Pendidikan tersebut, tutur dia sepatutnya dilakukan sejak usia dini sampai akhir hayat, baik pendidikan formal dan nonformal.
Pendidikan sadar bencana tak perlu dibuat menjadi satu mata pelajaran khusus. Akan tetapi di selipkan pada mata pelajaran lain.
Khusus di daerah rawan bencana, menurut dia, pendidikan itu bisa berupa muatan lokal tergantung jenis bencana. Namun, tak hanya di daerah rawan bencana, pendidikan sadar bencana juga harus diterapkan di semua daerah. Pendidikan ini tentu sesuai dengan ancaman bencana di masing-masing daerah.

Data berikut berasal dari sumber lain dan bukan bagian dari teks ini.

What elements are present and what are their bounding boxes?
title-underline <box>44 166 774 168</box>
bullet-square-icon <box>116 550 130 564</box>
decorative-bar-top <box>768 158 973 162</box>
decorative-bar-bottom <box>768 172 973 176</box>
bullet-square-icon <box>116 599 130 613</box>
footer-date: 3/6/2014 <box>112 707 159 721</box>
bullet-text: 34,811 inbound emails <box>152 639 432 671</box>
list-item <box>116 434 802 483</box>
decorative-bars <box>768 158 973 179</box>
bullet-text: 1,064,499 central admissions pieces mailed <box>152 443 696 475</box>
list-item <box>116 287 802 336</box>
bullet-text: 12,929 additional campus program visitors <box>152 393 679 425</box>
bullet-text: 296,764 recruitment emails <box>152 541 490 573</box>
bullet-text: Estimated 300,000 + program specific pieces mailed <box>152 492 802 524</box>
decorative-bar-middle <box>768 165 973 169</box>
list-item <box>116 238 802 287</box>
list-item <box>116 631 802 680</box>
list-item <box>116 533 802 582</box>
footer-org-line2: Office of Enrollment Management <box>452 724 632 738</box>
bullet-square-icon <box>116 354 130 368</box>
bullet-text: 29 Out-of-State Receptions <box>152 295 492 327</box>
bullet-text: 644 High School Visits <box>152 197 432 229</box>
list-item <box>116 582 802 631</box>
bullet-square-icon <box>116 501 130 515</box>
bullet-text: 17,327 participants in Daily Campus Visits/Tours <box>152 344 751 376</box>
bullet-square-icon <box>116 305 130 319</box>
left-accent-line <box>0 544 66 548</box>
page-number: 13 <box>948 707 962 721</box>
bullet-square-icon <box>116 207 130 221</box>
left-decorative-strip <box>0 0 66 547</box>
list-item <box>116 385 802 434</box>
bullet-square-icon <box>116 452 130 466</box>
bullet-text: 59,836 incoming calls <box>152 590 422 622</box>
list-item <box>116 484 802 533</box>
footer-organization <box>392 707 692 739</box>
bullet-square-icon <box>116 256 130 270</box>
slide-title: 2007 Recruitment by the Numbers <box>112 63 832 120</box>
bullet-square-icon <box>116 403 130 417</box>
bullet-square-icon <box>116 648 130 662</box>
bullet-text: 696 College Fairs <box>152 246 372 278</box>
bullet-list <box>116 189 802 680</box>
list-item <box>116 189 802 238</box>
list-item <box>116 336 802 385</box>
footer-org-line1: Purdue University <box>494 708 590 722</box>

Seperti siswa di Pulau Kalimantan, tak perlu belajar penanganan gempa, tsunami dan erupsi gunung berapi. Tetapi disana yang harus diajarkan adalah waspada banjir dan kebakaran hutan.
Menurut Sutopo, dalam pendidikan sadar bencana ini bukan hanya berupa teori. Yang paling penting adalah simulasi. Sutopo mencontohkan Jepang yang melakukan pelatihan sadar bencana dengan simulasi kepada siswa-siswa sekolahnya.
Cerita soal pelatihan sadar bencana yang dilakukan Jepang juga diutarakan oleh Wiwie Tanuwinata, warga Indonesia yang tinggal di Jepang.
Saat ia menetap di Fuchu, Tokyo, dirinya terbiasa dengan kata Jishin (gempa bumi). ''Ini karena diajarkan tidak hanya di sekolah tapi juga di masyarakat luas,'' katanya.
Malah menurutnya, ia terbiasa mengecek informasi gempa dan besarnya skala gempa tersebut setiap saat. Wiwie mengaku, saat dirinya pindah ke Jepang, sempat ketakutan dengan bencana gempa yang memang rutin terjadi di Jepang. ''Namun karena pelatihan yang terus menerus dilakukan pemerintah Jepang, membuat kami menganggap gempa sudah menjadi bagian dari kehidupan kami sehari-hari,'' katanya.
Di wilayah tempat tinggalnya, Wiwie rutin mengikuti latihan bencana (Kunren). ''Bayangkan pelatihan ini diadakan di tingkat kelurahan,'' katanya, tergelak.
Tak hanya pelatihan, pegawai pemerintah di Jepang, rutin melakukan pengecekan alat penyelamat bencana mulai dari tangga darurat hingga alarm gempa di setiap kediaman warga Jepang.
Bicara soal sadar bencana, sebenarnya bangsa ini sudah cukup lama sadar akan rawannya bencana alam. Direktur Tim Perencana Arsitektur (TPA) Universitas Muhammadiyah Surakarta, MS Priyono Nugroho mengatakan sebenarnya nenek moyang bangsa Indonesia mendesain tempat tinggal yang lebih arif terhadap lingkungan. Sehingga bangunan tradisional, menurut dia, lebih tahan terhadap kondisi alam, semisal gempa. Selain itu, bangunan juga dibuat lebih tinggi agar tak terkena banjir.
Sayangnya dalam proses peralihan dari bangunan tradisional ke modern, tak diikuti kesadaran masyarakat akan bahaya bencana alam. Tak heran, misalnya ketika terjadi gempa di Tasikmalaya, Jawa Barat, yang menjalar ke wilayah Kabupaten Bandung, banyak bangunan yang hancur. Banyak bangunan bertingkat yang luluh lantak tak kuat menahan goncangan. Hal itu terjadi karena bangunan tersebut tak memiliki pondasi yang kuat.